Une quête inquiète, littéraire, spirituelle, esthétique, a précédé le foisonnement qu’il accueille maintenant avec sérénité après s’être confronté non seulement aux apprentissages mais encore aux héritages d’autres artistes. Avec eux s’établirent des liens amicaux et professionnels qui vinrent compléter les recherches personnelles, les interrogations, les tâtonnements, étapes incontournables pour l’acquisition d’un « métier » avec lequel il faut accepter de rompre pour accéder à son propre langage. Tout créateur chemine ainsi.
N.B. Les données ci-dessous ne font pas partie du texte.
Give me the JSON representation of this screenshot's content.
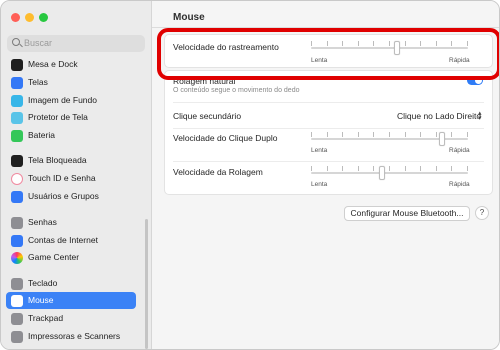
{
  "window": {
    "title": "Mouse"
  },
  "colors": {
    "accent": "#3b82f6",
    "highlight": "#e00000"
  },
  "search": {
    "placeholder": "Buscar"
  },
  "sidebar": {
    "items": [
      {
        "label": "Mesa e Dock",
        "icon": "dock-icon"
      },
      {
        "label": "Telas",
        "icon": "display-icon"
      },
      {
        "label": "Imagem de Fundo",
        "icon": "wallpaper-icon"
      },
      {
        "label": "Protetor de Tela",
        "icon": "screensaver-icon"
      },
      {
        "label": "Bateria",
        "icon": "battery-icon"
      },
      {
        "label": "Tela Bloqueada",
        "icon": "lock-screen-icon"
      },
      {
        "label": "Touch ID e Senha",
        "icon": "fingerprint-icon"
      },
      {
        "label": "Usuários e Grupos",
        "icon": "users-icon"
      },
      {
        "label": "Senhas",
        "icon": "key-icon"
      },
      {
        "label": "Contas de Internet",
        "icon": "at-icon"
      },
      {
        "label": "Game Center",
        "icon": "game-center-icon"
      },
      {
        "label": "Teclado",
        "icon": "keyboard-icon"
      },
      {
        "label": "Mouse",
        "icon": "mouse-icon",
        "selected": true
      },
      {
        "label": "Trackpad",
        "icon": "trackpad-icon"
      },
      {
        "label": "Impressoras e Scanners",
        "icon": "printer-icon"
      }
    ]
  },
  "settings": {
    "tracking_speed": {
      "label": "Velocidade do rastreamento",
      "min_label": "Lenta",
      "max_label": "Rápida",
      "value": 0.55
    },
    "natural_scroll": {
      "label": "Rolagem natural",
      "description": "O conteúdo segue o movimento do dedo",
      "on": true
    },
    "secondary_click": {
      "label": "Clique secundário",
      "value": "Clique no Lado Direito"
    },
    "double_click_speed": {
      "label": "Velocidade do Clique Duplo",
      "min_label": "Lenta",
      "max_label": "Rápida",
      "value": 0.85
    },
    "scroll_speed": {
      "label": "Velocidade da Rolagem",
      "min_label": "Lenta",
      "max_label": "Rápida",
      "value": 0.45
    }
  },
  "buttons": {
    "bluetooth": "Configurar Mouse Bluetooth...",
    "help": "?"
  }
}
Jacki Maréchal a dû ouvrir toutes ces portes et il faut parfois des décennies pour passer de l’une à l’autre, à moins d’être mû, comme lui, par une force qui vient de loin et qui, le moment venu, sans détours, passe directement dans la toile.
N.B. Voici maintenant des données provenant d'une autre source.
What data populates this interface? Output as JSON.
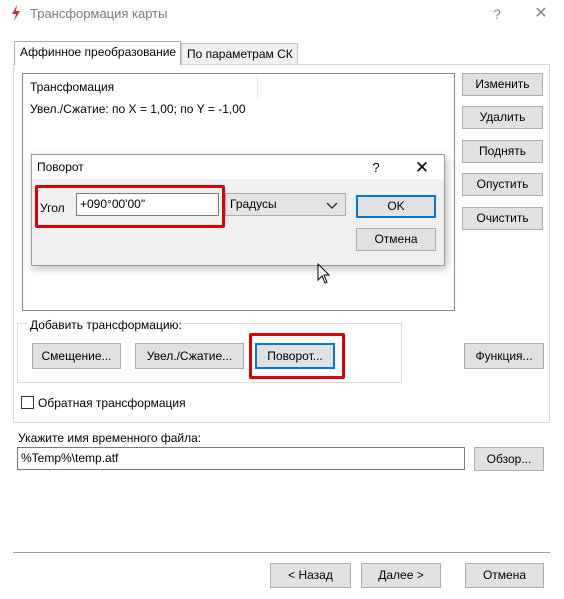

Délester le tableau du poids des concepts, le libérer des références qui pourraient dégénérer en révérences, le préserver du jeu superficiel des citations, l’alléger de toute démonstration, quel programme ambitieux pour une œuvre si fraîchement épanouie ! Mais que serait un art sans cette ambition qui lui est propre, par nature illimitée ?

« Il arrive un moment dans la vie où vous décidez de faire une promenade et vous vous promenez dans votre paysage » écrivait Willem De Kooning.

Je crois que Jacki Maréchal a poussé cette haute porte et qu’il entre résolument dans ce paysage, son paysage, qui nous invite à notre tour à de libres promenades.


* ATELIER EX-LIBRIS, 3 rue Brunet, 01100 Oyonnax.
04 74 73 64 97 et 06 16 26 07 58

Vernissage le vendredi 23 novembre 2007 vers 18h30.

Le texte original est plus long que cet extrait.